The 54-yard return gave Florida the ball at the Vanderbilt three-yard line. After a holding play on first down, Driskel would score on a 13-yard touchdown run to give the Gators an 18-7 lead.

It wouldn't have happened without the blocking. The reason Patton saw so much grass when he grabbed the ball was because of Jon Bostic and Frankie Hammond. Both players made huge blocks that emptied the side of the field for Patton to breeze close to the end zone.

"We needed a spark," Muschamp said. "We were a little tired on defense and needed to flip the field. We needed a play and a little momentum. We were slipping. We need a chance of momentum."
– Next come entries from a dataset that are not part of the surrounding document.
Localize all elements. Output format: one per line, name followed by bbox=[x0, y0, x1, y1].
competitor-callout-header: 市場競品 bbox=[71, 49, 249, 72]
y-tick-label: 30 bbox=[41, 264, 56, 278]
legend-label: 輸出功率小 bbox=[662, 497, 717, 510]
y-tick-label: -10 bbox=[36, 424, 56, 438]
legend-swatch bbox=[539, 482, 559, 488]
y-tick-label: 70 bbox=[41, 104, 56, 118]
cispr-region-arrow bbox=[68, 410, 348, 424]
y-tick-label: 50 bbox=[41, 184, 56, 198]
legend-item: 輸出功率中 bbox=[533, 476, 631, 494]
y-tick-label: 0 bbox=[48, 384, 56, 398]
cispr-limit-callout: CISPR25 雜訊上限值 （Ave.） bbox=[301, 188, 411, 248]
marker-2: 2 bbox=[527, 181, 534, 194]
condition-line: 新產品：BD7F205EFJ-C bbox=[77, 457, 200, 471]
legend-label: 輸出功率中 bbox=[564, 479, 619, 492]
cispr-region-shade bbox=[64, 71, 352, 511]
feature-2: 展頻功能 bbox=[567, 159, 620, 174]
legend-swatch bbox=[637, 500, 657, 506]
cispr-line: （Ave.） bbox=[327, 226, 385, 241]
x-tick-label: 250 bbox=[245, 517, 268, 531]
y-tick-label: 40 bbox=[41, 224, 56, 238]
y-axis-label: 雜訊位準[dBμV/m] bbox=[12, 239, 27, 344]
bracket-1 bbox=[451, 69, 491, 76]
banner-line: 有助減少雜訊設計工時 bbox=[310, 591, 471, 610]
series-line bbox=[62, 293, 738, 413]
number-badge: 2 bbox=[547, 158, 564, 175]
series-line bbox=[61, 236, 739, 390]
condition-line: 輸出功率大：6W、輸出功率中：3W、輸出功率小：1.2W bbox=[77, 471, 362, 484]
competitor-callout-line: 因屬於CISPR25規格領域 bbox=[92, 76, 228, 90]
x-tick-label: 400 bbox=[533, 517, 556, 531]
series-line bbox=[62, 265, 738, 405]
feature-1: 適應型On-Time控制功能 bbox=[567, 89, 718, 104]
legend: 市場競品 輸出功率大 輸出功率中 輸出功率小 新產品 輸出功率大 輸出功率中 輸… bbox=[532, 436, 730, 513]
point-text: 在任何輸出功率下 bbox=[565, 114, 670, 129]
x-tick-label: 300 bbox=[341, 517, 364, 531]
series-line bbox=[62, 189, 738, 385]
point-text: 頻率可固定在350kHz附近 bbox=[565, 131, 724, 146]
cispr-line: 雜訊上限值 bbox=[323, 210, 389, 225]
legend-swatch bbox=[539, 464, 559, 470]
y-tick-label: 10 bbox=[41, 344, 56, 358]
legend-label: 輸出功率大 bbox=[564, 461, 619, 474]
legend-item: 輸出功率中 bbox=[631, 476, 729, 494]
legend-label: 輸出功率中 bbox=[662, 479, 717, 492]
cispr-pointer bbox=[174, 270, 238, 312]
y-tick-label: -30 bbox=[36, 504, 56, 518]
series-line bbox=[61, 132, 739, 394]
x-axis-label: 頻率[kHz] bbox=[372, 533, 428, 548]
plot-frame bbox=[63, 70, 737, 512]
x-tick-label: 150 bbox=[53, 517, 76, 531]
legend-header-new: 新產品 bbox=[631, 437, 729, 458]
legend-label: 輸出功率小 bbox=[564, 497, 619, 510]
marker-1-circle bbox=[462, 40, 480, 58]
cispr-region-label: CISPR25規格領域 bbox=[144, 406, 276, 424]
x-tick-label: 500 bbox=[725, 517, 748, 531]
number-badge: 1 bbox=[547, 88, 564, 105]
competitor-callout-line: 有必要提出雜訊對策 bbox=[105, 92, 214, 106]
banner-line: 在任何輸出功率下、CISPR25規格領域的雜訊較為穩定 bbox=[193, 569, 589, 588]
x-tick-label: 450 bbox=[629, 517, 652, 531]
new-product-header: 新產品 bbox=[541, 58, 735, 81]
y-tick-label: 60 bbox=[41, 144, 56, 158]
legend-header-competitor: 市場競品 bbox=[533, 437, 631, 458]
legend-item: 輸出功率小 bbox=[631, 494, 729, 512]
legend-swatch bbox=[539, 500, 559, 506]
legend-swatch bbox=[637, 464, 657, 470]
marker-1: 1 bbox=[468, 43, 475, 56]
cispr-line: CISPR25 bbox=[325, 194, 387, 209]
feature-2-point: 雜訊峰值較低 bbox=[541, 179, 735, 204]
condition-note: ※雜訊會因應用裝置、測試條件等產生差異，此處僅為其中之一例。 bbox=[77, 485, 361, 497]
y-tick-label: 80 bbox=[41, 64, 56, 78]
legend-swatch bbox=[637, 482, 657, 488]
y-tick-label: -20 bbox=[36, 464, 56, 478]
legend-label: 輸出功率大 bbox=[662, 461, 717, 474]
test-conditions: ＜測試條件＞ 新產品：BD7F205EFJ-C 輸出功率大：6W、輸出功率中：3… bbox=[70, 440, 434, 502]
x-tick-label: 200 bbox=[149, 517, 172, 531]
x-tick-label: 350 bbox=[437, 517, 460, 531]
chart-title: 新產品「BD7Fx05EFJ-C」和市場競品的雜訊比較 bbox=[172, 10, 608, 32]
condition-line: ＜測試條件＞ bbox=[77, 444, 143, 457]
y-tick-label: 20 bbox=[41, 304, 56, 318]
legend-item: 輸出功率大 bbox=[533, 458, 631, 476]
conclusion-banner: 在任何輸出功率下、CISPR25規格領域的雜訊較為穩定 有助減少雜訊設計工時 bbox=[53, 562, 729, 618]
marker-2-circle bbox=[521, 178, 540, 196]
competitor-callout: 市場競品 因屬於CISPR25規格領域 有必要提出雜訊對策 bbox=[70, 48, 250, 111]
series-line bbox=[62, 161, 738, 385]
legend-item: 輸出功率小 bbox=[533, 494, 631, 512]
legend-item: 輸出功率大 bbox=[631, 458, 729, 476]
After a Vanderbilt touchdown cut the Florida lead to 21-14 in the fourth quarter, Andre Debose flipped momentum one last time. He returned a kickoff to the Vanderbilt 37-yard line with a new design that the Gators decided to show off.

Florida's kick returns were mostly taken to the sideline and blocked that way early in the season. When Debose caught the return on Saturday, he cut it back to the middle of the field where his blockers were waiting.

"It flipped the field," Muschamp said. "They had all the momentum and that kind of good stuff, and we blocked it extremely well. It's something we've been working on. We've been basically a sideline return team.

"DJ (Durkin) did a nice job of coaching it up and bringing it back to the field. It was executed very well by our players."